Como la gata con botas, más de 160 personas no tienen techo en Cádiz./Foto: Lucía Muñoz.

Como la gata con botas, más de 160 personas no tienen techo en Cádiz./Foto: Lucía Muñoz.

La gata con botas duerme desde hace siete años en un banquillo de Cádiz. Durante un año estuvo atrapada en un hospital por una enfermedad que superó poniendo en juego sus siete vidas. Cuando salió le habían arrebatado su casa y su pasión: la enseñanza. No tiene techo y se esconde bajo unos plásticos. Bajo su pelaje aparentemente suave, no duda en sacar las uñas cuando se topa en situaciones peligrosas.

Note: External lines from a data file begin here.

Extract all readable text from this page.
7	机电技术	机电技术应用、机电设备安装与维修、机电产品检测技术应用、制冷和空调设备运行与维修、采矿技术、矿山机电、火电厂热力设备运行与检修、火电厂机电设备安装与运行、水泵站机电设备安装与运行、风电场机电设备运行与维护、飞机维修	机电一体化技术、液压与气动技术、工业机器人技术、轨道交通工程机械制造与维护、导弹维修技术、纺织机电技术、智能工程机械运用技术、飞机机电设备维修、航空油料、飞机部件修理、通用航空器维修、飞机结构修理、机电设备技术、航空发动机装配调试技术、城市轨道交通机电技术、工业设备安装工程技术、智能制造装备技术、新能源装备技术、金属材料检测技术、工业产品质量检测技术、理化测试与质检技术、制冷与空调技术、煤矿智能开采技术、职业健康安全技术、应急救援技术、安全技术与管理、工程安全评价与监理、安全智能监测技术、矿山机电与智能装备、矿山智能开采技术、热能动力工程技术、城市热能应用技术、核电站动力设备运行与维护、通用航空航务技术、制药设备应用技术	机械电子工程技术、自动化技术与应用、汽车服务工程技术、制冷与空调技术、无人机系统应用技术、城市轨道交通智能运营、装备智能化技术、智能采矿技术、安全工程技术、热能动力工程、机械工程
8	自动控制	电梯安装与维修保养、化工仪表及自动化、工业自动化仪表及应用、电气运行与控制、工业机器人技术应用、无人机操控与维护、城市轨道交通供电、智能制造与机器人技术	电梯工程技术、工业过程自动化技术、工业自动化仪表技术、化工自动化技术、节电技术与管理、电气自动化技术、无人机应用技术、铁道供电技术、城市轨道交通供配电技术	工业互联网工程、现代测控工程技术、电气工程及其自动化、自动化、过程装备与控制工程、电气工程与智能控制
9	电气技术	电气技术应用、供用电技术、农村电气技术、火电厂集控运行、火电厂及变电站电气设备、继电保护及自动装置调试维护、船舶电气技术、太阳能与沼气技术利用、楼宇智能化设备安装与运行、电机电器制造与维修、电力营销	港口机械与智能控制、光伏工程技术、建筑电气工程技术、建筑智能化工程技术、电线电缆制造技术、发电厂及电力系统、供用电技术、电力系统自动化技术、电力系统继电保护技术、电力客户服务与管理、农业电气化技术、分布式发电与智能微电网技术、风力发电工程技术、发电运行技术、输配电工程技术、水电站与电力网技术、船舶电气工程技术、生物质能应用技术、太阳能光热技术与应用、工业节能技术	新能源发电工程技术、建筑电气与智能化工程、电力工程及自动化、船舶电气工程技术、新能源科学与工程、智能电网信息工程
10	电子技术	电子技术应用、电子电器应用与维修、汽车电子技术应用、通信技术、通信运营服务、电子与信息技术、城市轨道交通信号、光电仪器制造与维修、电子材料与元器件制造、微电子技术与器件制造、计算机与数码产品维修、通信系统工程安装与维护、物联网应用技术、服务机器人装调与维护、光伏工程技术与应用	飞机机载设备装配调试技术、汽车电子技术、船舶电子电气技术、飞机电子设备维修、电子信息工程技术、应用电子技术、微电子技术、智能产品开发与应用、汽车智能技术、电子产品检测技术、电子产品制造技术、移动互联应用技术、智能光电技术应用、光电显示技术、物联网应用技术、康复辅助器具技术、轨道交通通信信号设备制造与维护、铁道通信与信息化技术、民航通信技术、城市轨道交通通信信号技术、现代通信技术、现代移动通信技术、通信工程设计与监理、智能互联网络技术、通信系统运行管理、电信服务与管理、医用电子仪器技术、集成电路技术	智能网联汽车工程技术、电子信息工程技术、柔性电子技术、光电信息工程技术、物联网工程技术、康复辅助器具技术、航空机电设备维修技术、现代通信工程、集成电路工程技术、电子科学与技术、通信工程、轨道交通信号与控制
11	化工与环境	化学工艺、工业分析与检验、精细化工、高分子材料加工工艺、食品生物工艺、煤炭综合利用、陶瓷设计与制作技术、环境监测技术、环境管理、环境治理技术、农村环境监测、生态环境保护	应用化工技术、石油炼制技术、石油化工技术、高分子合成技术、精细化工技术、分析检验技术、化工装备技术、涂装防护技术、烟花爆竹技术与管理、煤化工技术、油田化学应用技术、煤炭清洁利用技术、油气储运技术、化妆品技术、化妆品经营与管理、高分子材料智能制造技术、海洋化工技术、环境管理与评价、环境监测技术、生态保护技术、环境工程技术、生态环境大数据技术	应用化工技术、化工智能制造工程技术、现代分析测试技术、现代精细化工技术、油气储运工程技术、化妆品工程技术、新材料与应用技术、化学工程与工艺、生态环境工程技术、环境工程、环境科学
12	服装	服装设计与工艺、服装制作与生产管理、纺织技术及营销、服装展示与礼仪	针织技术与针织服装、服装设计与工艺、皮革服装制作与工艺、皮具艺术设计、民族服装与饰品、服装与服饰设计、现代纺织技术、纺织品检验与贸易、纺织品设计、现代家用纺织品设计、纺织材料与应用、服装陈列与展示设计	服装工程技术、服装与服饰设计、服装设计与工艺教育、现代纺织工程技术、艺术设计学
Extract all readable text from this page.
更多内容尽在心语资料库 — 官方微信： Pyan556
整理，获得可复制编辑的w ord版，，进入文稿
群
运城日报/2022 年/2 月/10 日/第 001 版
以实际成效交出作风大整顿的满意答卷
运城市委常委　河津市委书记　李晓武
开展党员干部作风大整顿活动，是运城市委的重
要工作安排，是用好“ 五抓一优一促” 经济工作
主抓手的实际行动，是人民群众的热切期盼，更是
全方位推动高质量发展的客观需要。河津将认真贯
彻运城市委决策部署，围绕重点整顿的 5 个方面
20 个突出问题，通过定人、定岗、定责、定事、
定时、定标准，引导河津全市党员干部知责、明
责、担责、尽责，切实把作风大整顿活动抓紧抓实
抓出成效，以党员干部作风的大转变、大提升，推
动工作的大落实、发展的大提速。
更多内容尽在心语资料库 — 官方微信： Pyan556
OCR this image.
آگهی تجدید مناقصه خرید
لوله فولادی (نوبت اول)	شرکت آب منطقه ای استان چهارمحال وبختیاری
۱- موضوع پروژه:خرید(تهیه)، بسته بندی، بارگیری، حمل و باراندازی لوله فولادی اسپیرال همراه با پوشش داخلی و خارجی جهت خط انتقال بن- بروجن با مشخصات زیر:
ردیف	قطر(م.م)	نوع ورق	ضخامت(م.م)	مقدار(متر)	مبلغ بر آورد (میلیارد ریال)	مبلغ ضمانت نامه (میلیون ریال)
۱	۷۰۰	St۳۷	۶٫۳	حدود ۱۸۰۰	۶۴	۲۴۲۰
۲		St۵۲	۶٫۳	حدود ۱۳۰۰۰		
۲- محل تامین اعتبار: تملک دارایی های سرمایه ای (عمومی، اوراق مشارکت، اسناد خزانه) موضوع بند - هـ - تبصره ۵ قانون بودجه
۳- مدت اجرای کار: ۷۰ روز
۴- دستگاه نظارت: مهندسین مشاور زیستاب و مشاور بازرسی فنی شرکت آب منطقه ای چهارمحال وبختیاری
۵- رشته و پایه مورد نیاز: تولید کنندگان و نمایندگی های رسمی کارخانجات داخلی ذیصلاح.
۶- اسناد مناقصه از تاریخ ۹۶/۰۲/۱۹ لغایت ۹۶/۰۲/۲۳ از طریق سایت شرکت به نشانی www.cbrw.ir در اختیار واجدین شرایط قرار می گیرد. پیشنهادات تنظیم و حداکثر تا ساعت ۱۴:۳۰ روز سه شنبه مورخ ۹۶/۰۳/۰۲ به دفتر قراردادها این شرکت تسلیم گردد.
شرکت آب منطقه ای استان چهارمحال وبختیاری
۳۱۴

La gata con botas tiene un nombre y unos derechos que le arrebataron. Tiene razones y argumentos cuerdos que defiende bajo la locura del sistema. Cuenta con la ayuda de algunas asociaciones que le proporcionan mantas y escasa comida. Pero si algo que amansa a esta fiera, es la radio, su fiel y única compañera. “Hay que escuchar la radio para tener viva la imaginación”, me dice con un maullido imponente, mientras se le escapa la risa.

Igual que ella, más de 160 personas deambulan por las calles de Cádiz. Un incremento del 60% de sin techos en la capital en menos de tres años , según Cáritas. Y es que, en ese mismo período de tiempo la ciudad ha visto como las cifras han ido cambiando notablemente al existir en un principio más de 3900 solicitantes de viviendas tanto en categorías de alquiler como de compra y a día de hoy se duplica al encontrar una cifra superior a los 6400 demandantes de hogar, es decir, también un 60% más, según Fernando Vicedo de la Asociación Pro Derechos Humanos de Andalucía (APDHA).

El derecho a la vivienda lo recoge la Constitución española en el artículo 47: “Todos los españoles tienen derecho a disfrutar de una vivienda digna y adecuada. Los poderes públicos promoverán las condiciones necesarias y establecerán las normas pertinentes para hacer efectivo este derecho, regulando la utilización del suelo de acuerdo con el interés general para impedir la especulación”. Sin embargo, en lo que va de año tres personas sin hogar han muerto en las calles gaditanas, tirados en unas escaleras.

El sistema en lugar de aliviar este problema lo ha convertido en un lastre y ha dejado en manos de asociaciones y organizaciones no gubernamentales las competencias sociales que le corresponden. Tanto es así, que los recursos asignados a resolver este problema, un problema identificado y reconocido por la Unión Europea, no son suficientes.

Cádiz cuenta con un albergue municipal supuestamente acondicionado acoger a personas que viven en la calle, sin embargo está gestionado por una empresa privada y pone a disposición de indigentes cerca de 20 plazas rotatorias, de las cuales solo 8 son permanentes y, por otro lado, existen 15 más que ponen a disposición una asociación privada conocida como Caballeros Hospitalarios. En total, menos de una cuarta parte de las necesarias para aplacar la noche en la calle y conseguir al menos, un sueño tranquilo y una higiene mínima. “Necesitamos recursos estructurales, no coyunturales para evitar atravesar el frágil umbral de la pobreza”, apostilla APDHA.

La gata con botas se sienta en el banco, espera y desespera. Ronronea cuando recibe muestras de cariño, pero felina enseña los dientes cuando habla de política. La vida en la calle es dura y, como dice la gata, “asquerosa”.